Spengler is also the one in the film who takes up the baton for the intellectualising of the WDR and its people, by reading aloud from textbooks (Godard style) mid film, a ridiculous counterpart to his maltreatment of the insects.

The houseflies are one of the great internal logics of Satansbraten – because although people are disgusted by them at first, when Spengler’s character hands them over as erotic gifts, and they are told what an honour it is, they are generally pleased. Everything is on its head, where it can be. “Enjoy your food, I didn’t spit in it,” says Luise to Lana; and in this fashion the grossest of negatives are made somehow positive by their absence. Much to Luise’s amusement Ernst tries to rape Lana the prostitute – how could he but not in that house? But it when it comes to his subsequent beating he loves it more and more – well, any sexual attention counts.

There is a strange clue to Ernst’s fly obsession just after the tailor arrives to work on Kranz’s belle époque style traditionally crafted suit. Ernst has just taken to killing flies at this point and as he stands to attention to announce this new policy in the hall, his mother spits at him the words – Uber Sturm Fuhrer – Storm Troop Leader. Ernst’s madness is not at all innocent, and it is a very good thing that he is never permitted out of his house, because remote to his mania is that German spirit of 1940, when people began to look like flies in the eyes of certain other madmen. When Ernst is on screen the comedy is older than that too, harder; such as when he pops his penis into the hand of Margit Carstensen when they are preparing the Thursday canapés for the Stefan George circle – it’s almost like a humour beyond our time, sophisticated somehow in its baseness.

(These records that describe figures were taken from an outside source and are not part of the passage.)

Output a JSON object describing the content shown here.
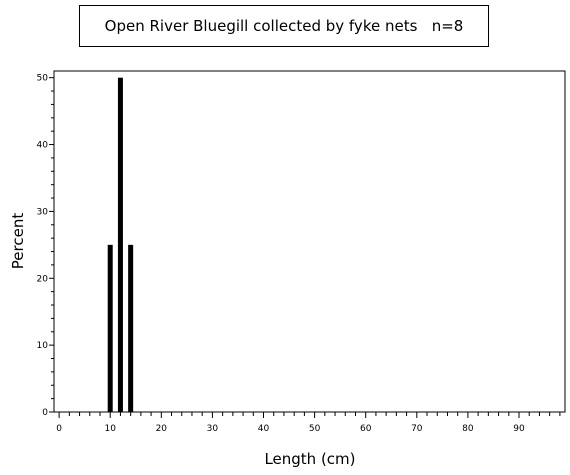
{
  "chart_data": {
    "type": "bar",
    "title": "Open River Bluegill collected by fyke nets   n=8",
    "xlabel": "Length (cm)",
    "ylabel": "Percent",
    "xlim": [
      -1,
      99
    ],
    "ylim": [
      0,
      51
    ],
    "x_ticks": [
      0,
      10,
      20,
      30,
      40,
      50,
      60,
      70,
      80,
      90
    ],
    "y_ticks": [
      0,
      10,
      20,
      30,
      40,
      50
    ],
    "bars": [
      {
        "x": 10,
        "value": 25
      },
      {
        "x": 12,
        "value": 50
      },
      {
        "x": 14,
        "value": 25
      }
    ],
    "bar_color": "#000000",
    "grid": false
  }
}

So the flies? It’s great that Luise is given a dead fly before she herself dies – it’s the movie’s internal logic – and it’s fitting too that Ernst should outwit Kranz, who tries to frame him for the murder which began the film. At the end of the picture the characters each have their own dead fly, signifying something else dark and twisted about the production. The end of the film indeed, reorganises which dead flies are on the stage and which off, which are crushed by a teacup and which are in the pile – all arranged by tweezers. It’s that kind of life.